Overview
Even though mobile technology often simplifies the completion of everyday tasks, cell phone owners can also encounter technical glitches and unwanted intrusions on their phones. In an April 2012 survey, the Pew Research Center’s Internet & American Life Project assessed the prevalence of four problems that cell owners might face:
- Dropped phone calls
- Unwanted sales or marketing calls
- Spam or unwanted text messages (based on cell owners who text)
- Slow download speeds that prevent things from loading as quickly as you would like them to (based on those who use the internet or email on their cell phone or download apps to their cell phone)

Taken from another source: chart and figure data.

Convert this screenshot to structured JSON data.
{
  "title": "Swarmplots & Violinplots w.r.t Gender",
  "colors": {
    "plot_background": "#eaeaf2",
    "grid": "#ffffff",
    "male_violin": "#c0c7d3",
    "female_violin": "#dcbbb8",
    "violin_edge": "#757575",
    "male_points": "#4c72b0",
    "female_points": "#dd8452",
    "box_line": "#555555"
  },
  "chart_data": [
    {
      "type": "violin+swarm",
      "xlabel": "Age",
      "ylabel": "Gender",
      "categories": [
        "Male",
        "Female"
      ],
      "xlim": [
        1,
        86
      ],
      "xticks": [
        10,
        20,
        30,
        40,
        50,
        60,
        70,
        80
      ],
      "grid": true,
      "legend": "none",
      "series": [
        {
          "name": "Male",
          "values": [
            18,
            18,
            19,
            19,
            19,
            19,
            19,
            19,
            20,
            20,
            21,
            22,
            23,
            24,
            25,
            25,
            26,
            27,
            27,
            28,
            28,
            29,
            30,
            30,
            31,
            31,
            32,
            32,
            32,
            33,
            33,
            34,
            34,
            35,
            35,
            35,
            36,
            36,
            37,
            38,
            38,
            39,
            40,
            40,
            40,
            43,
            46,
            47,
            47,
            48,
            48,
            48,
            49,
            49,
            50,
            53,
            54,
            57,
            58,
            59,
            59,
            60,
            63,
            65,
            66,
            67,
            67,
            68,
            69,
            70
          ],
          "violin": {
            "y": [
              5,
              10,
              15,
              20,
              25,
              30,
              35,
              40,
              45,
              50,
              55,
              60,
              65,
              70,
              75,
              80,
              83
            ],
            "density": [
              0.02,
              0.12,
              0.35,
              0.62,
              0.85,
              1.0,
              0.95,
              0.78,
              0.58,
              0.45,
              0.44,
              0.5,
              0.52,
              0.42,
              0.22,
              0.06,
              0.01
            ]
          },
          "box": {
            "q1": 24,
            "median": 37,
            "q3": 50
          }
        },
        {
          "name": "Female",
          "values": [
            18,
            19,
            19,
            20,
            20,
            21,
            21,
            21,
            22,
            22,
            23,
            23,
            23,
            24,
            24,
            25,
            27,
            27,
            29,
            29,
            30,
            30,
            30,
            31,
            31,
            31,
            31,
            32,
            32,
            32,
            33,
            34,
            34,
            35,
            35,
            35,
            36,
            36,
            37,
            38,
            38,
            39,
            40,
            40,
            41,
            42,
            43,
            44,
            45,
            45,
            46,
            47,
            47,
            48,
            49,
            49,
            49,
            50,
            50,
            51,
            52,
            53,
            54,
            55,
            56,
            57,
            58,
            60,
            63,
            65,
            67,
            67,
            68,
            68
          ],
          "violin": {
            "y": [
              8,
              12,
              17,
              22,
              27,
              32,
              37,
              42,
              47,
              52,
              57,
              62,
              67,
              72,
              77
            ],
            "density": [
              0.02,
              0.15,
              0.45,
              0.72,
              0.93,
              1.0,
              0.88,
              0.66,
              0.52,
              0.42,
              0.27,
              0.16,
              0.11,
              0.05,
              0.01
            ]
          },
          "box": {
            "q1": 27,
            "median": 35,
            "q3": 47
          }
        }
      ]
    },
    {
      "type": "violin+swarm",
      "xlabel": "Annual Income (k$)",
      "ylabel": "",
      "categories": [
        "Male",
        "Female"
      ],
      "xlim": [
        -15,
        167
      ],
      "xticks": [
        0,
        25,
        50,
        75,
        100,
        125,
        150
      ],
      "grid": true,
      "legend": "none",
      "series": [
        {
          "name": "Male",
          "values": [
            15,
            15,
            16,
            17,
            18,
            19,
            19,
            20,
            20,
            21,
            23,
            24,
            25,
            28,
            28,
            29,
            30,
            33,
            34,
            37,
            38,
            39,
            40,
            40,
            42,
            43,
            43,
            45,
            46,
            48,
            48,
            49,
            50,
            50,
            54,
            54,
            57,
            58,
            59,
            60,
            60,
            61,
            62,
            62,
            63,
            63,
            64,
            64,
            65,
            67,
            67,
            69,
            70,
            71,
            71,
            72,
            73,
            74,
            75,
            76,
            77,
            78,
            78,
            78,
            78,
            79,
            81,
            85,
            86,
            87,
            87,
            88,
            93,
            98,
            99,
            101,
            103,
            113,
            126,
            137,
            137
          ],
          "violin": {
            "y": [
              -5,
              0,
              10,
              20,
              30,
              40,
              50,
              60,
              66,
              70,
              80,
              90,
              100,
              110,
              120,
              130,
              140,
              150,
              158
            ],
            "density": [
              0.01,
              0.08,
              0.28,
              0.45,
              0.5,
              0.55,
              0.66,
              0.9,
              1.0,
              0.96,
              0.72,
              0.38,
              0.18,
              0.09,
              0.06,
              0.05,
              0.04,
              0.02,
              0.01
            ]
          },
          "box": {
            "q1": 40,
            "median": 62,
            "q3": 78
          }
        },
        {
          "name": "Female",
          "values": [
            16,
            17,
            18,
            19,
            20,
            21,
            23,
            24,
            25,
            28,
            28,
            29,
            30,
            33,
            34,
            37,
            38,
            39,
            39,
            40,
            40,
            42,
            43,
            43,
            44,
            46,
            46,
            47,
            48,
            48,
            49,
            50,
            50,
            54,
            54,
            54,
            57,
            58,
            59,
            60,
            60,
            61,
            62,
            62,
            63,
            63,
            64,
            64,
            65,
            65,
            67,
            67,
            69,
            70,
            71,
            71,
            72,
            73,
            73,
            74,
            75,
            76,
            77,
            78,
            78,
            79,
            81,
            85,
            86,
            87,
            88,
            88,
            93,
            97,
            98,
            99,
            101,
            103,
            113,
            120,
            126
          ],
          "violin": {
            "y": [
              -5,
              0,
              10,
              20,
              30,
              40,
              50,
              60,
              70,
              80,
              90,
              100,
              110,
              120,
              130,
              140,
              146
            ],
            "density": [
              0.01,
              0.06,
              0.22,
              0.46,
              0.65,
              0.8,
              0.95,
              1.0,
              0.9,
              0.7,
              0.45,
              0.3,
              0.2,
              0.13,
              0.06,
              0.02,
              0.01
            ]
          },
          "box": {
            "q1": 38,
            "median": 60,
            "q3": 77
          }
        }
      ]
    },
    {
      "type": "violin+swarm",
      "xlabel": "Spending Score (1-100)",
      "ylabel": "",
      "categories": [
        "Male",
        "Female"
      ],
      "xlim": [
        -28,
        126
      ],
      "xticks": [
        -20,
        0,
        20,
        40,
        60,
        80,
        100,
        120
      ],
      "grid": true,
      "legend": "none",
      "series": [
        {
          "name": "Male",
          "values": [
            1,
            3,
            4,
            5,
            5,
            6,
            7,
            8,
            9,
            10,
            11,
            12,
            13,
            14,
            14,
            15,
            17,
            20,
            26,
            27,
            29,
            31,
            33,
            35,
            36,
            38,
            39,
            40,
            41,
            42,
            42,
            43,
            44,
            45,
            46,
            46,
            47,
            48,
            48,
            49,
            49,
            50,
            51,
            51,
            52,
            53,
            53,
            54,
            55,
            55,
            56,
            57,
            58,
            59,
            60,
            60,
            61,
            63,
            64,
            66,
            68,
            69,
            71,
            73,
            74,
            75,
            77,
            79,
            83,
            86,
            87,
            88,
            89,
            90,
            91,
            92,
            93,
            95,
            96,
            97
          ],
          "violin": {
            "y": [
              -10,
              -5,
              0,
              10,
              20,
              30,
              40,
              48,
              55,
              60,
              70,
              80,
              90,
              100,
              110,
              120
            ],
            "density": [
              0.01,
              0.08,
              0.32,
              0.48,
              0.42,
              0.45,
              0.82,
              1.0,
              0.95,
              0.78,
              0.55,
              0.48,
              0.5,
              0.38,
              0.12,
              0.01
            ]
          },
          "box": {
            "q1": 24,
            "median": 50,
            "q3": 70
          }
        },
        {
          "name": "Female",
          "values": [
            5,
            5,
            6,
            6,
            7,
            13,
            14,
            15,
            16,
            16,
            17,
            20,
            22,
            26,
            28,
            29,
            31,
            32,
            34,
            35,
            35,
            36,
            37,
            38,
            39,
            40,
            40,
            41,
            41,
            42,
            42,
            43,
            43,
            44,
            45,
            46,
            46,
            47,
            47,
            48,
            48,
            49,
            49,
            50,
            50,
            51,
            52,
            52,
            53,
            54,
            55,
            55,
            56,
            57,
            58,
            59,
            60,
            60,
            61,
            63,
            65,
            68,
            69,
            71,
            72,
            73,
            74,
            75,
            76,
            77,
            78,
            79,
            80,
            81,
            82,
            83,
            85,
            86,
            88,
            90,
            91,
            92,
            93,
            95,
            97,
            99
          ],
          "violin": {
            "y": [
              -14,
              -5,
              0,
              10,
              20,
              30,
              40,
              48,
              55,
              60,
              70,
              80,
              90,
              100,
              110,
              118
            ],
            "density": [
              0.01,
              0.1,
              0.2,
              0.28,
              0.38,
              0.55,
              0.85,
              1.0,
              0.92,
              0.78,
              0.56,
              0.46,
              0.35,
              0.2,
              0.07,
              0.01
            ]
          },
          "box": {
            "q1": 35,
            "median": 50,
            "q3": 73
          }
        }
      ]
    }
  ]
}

"The big change that mobile connectivity has brought to users is the instant availability of people and data,” noted Jan Lauren Boyles, a Pew Internet Project researcher who authored this report. “As mobile owners become fond of just-in-time access to others and as their expectations about getting real-time information rise, they depend on the cell phone's technical reliability. Any problems that snag, stall, or stop users from connecting to the material and people they seek is at least a hassle to them and sometimes is even more disturbing than that in this networked world."
About the Survey
The results in this report are based on data from telephone interviews conducted by Princeton Survey Research Associates International from March 15 to April 3, 2012, among a sample of 2,254 adults, age 18 and older. Telephone interviews were conducted in English and Spanish by landline (1,351) and cell phone (903, including 410 without a landline phone). For results based on the total sample, one can say with 95% confidence that the error attributable to sampling is plus or minus 2.4 percentage points. For results based Internet users (n=1,803), the margin of sampling error is plus or minus 2.7 percentage points.